NW is an infuriating novel, but it gets you thinking and leads to conversation. I think a novel is truly bad when you can't find anything to say about it, and NW has given me a lot to talk about. Will I ever return to the novel? Almost certainly not. Will I read other novels by Zadie Smith? Certainly.

Also: Check out Brian's lovely review of my ebook over on his blog, Babbling Books!

6 comments:

Rivorniel Tinubelin said...

I am still determined to read NW at some point, although looking at it realistically (as if November is about to end), it's not gonna be an autumn read after all.


I read a few pages from the beginning at some point and I also realised that this will not be especially fluid read, and maybe a bit at a time. I haven't read any other Zadie Smith book either so I have no idea what to expect!


However, any book that makes you think is a good one, and I'll be keeping the points you brought out in mind while reading :)

Brian Joseph said...

As I tend to like out of the box writing as well as challenging
books this actually sounds enticing. Denseness and moving slow are also not usually problems for me as long as I feel that there is some value in the writing. The journey and not the destination thing is kind of like how I look at books these days . Of course, if one cannot find such a value then the book becomes problematical.

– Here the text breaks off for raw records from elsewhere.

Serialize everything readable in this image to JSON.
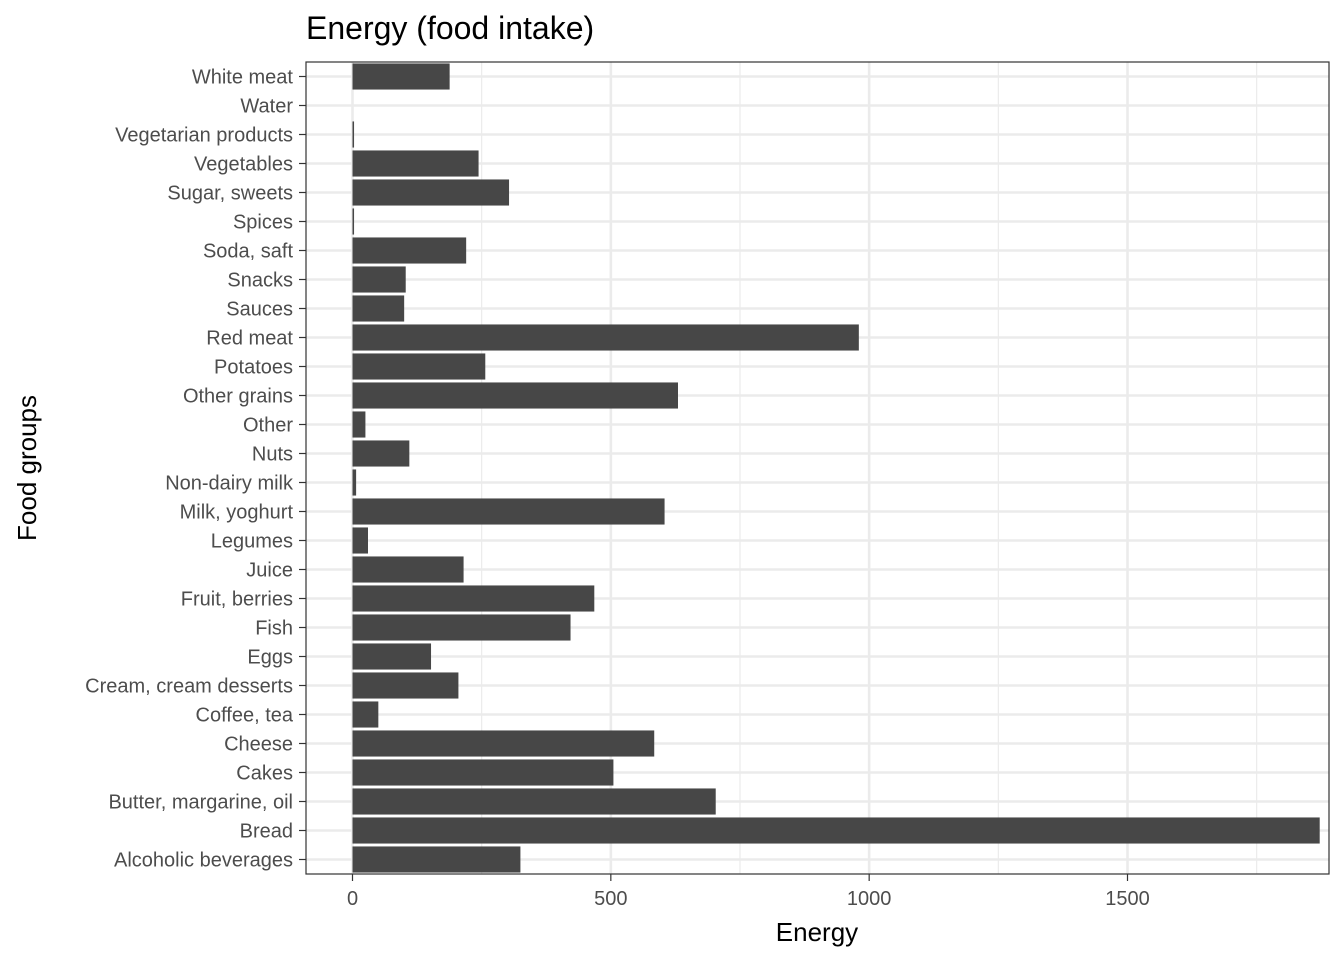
{
  "chart_data": {
    "type": "bar",
    "orientation": "horizontal",
    "title": "Energy (food intake)",
    "xlabel": "Energy",
    "ylabel": "Food groups",
    "xlim": [
      -90,
      1890
    ],
    "x_ticks": [
      0,
      500,
      1000,
      1500
    ],
    "x_tick_labels": [
      "0",
      "500",
      "1000",
      "1500"
    ],
    "grid": true,
    "bar_color": "#474747",
    "categories": [
      "Alcoholic beverages",
      "Bread",
      "Butter, margarine, oil",
      "Cakes",
      "Cheese",
      "Coffee, tea",
      "Cream, cream desserts",
      "Eggs",
      "Fish",
      "Fruit, berries",
      "Juice",
      "Legumes",
      "Milk, yoghurt",
      "Non-dairy milk",
      "Nuts",
      "Other",
      "Other grains",
      "Potatoes",
      "Red meat",
      "Sauces",
      "Snacks",
      "Soda, saft",
      "Spices",
      "Sugar, sweets",
      "Vegetables",
      "Vegetarian products",
      "Water",
      "White meat"
    ],
    "values": [
      325,
      1872,
      703,
      505,
      584,
      50,
      205,
      152,
      422,
      468,
      215,
      30,
      604,
      7,
      110,
      25,
      630,
      257,
      980,
      100,
      103,
      220,
      3,
      303,
      244,
      3,
      0,
      188
    ]
  }
}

I also try not to read the thoughts of others until I have
written commentary.

Lee-Anne said...

I loved Zadie Smith's "On Beauty" which I read when it first came out. I was most interested in it for the inspiration Smith drew from E. M. Forster, but I thoroughly loved her way of creating characters. It sounds like "NW" is a very different reading experience. Good for you for sticking with it and focusing on the positives of the experience.

tolstoytherapy said...

Hi Lee-Anne :) I enjoyed On Beauty too! The links to Howards End were really interesting, as were her characters and all the thinking she put into forming their hopes and dreams.

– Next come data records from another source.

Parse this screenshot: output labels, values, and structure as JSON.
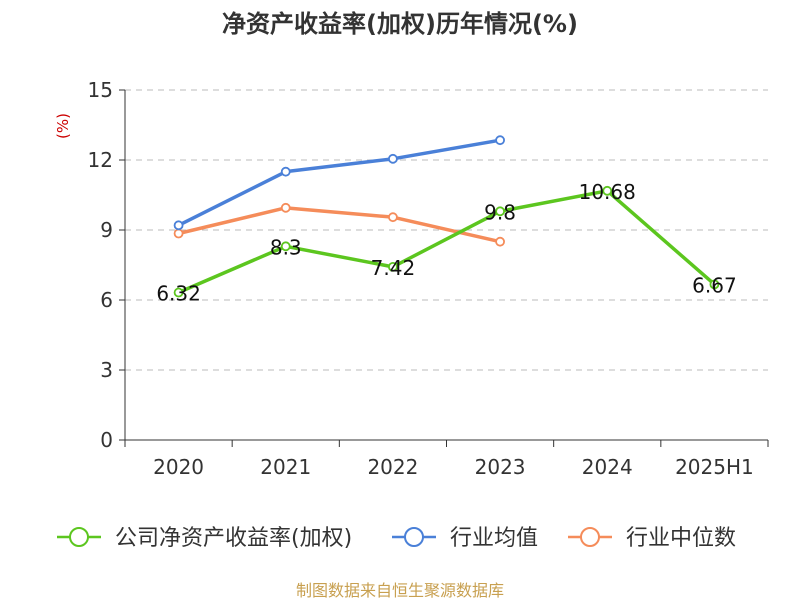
{
  "chart_data": {
    "type": "line",
    "title": "净资产收益率(加权)历年情况(%)",
    "ylabel": "(%)",
    "xlabel": "",
    "categories": [
      "2020",
      "2021",
      "2022",
      "2023",
      "2024",
      "2025H1"
    ],
    "ylim": [
      0,
      15
    ],
    "yticks": [
      0,
      3,
      6,
      9,
      12,
      15
    ],
    "grid": "horizontal-dashed",
    "legend_position": "bottom",
    "series": [
      {
        "name": "公司净资产收益率(加权)",
        "color": "#5cc61f",
        "values": [
          6.32,
          8.3,
          7.42,
          9.8,
          10.68,
          6.67
        ],
        "labels": [
          "6.32",
          "8.3",
          "7.42",
          "9.8",
          "10.68",
          "6.67"
        ]
      },
      {
        "name": "行业均值",
        "color": "#4a80d8",
        "values": [
          9.2,
          11.5,
          12.05,
          12.85,
          null,
          null
        ]
      },
      {
        "name": "行业中位数",
        "color": "#f58c5a",
        "values": [
          8.85,
          9.95,
          9.55,
          8.5,
          null,
          null
        ]
      }
    ],
    "source": "制图数据来自恒生聚源数据库"
  }
}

NW was an interesting and thought-provoking book, but it's not very.... likeable. I'm not sure if that's the word that fits my feelings most, but since writing this post I've come across a lot of negative reviews from others! I would recommend it, but it certainly demands a lot of time and effort.

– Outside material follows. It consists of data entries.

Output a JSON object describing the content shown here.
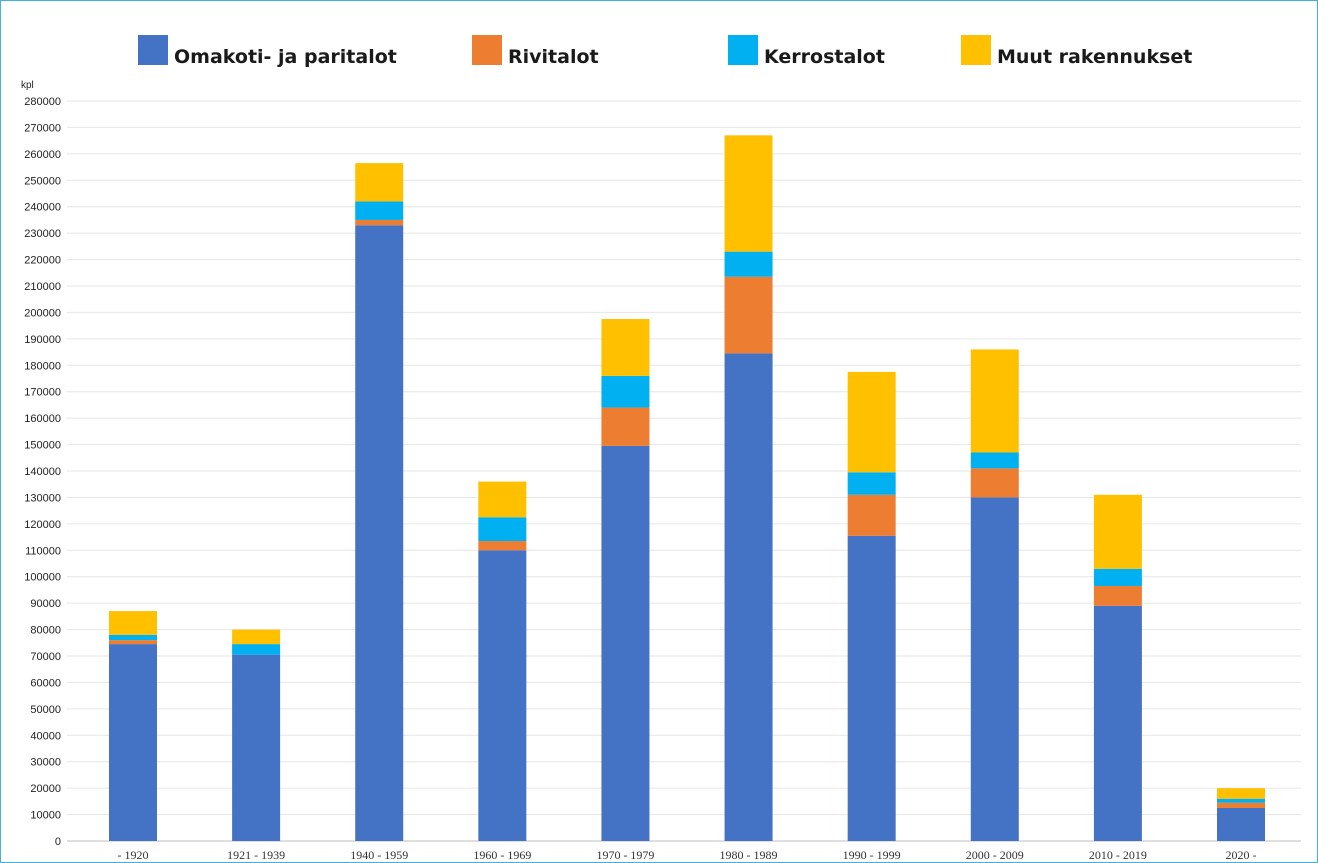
{
  "chart_data": {
    "type": "bar",
    "stacked": true,
    "ylabel": "kpl",
    "ylim": [
      0,
      280000
    ],
    "ytick_step": 10000,
    "grid": true,
    "legend_position": "top",
    "categories": [
      "- 1920",
      "1921 - 1939",
      "1940 - 1959",
      "1960 - 1969",
      "1970 - 1979",
      "1980 - 1989",
      "1990 - 1999",
      "2000 - 2009",
      "2010 - 2019",
      "2020 -"
    ],
    "series": [
      {
        "name": "Omakoti- ja paritalot",
        "color": "#4472c4",
        "values": [
          74500,
          70500,
          233000,
          110000,
          149500,
          184500,
          115500,
          130000,
          89000,
          12500
        ]
      },
      {
        "name": "Rivitalot",
        "color": "#ed7d31",
        "values": [
          1500,
          0,
          2000,
          3500,
          14500,
          29000,
          15500,
          11000,
          7500,
          2000
        ]
      },
      {
        "name": "Kerrostalot",
        "color": "#00b0f0",
        "values": [
          2000,
          4000,
          7000,
          9000,
          12000,
          9500,
          8500,
          6000,
          6500,
          1500
        ]
      },
      {
        "name": "Muut rakennukset",
        "color": "#ffc000",
        "values": [
          9000,
          5500,
          14500,
          13500,
          21500,
          44000,
          38000,
          39000,
          28000,
          4000
        ]
      }
    ]
  }
}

Hope to be in touch in the next day or so - things have been crazy lately and I'm getting very behind with blogging duties!


Lucy

tolstoytherapy said...

They're good virtues to have as a reader, Brian! I agree that it should be about the journey of reading a book rather than reaching its end... if I find myself counting how many pages are left I know I need to reassess my book choice and consider if it's right for me to read at that stage in my life. It can also suggest I need to minimise distractions and focus more on the writing in front of me, however!

tolstoytherapy said...

I'll keep an eye on your blog in case you do make time to read it!


It's definitely not a speedy read, but it's made me want to read Zadie Smith's other novels. I've only read On Beauty before, and that took me some time to get through as well.


Maybe wait until you feel in the right mind to start it properly!